Este ineditismo histórico entre a viola d’arco e as bandas filarmónicas surgiu de uma questão levantada pelo violetista: “Como é que eu crio uma circunstância que pode aproximar naturezas distintas e que, através dessa aproximação, inventa quase como uma nova linguagem e, a partir daí, estabelece uma comunicação?”.

A colaboração que em “Trégua” reúne as duas realidades é também, como aponta José Valente, “uma iniciativa verdadeiramente política”. Há um músico que vem de um lugar, lugar esse que é completamente diferente do berço cultural de uma banda filarmónica, “parecem universos opostos”. “Então, como é que eu contribuo para a comunidade de forma política? Eu aproximo os mundos.”
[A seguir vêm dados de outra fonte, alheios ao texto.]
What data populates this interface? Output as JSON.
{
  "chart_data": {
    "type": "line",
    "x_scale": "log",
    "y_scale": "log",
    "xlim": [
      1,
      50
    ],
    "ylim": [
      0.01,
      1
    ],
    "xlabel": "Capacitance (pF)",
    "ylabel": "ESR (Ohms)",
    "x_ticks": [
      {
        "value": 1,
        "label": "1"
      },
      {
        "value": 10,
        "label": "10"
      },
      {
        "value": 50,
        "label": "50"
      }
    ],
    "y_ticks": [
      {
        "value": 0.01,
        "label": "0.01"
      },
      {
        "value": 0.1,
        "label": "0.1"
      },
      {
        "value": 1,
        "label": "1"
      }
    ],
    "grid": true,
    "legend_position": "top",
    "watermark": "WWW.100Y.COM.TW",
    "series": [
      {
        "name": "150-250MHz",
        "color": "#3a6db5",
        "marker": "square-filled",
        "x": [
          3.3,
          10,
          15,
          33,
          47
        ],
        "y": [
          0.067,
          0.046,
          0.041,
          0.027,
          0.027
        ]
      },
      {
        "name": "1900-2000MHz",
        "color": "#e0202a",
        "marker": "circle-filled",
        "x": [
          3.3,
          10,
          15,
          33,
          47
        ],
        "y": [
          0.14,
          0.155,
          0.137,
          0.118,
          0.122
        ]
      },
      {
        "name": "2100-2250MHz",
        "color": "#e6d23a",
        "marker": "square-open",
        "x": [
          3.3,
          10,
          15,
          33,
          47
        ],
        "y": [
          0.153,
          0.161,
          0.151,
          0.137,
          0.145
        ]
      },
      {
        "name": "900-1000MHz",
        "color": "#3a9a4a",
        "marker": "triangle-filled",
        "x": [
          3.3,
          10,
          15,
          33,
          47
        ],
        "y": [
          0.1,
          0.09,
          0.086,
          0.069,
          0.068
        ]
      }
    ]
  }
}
“Trégua”, obra conceptual em que se identifica uma multiplicidade de referências filosóficas, literárias e musicais, é uma junção de contextos distintos e distantes que promove, inevitavelmente, a busca por uma nova posição estética e consequentemente pela criação de um novo conhecimento artístico cultural.

Escapando ao óbvio ou ao estereótipo (“E sim, ouvimo-lo a improvisar sobre, e dentro, (d)o que deixou escrito nas partituras, ignorando compartimentações que ainda estão muito vivas no entendimento musical dominante”, como explica Rui Eduardo Paes, no texto que acompanha este trabalho), o compositor encerra agora uma trilogia iniciada com os discos “Os Pássaros Estão Estragados” e “Serpente Infinita”.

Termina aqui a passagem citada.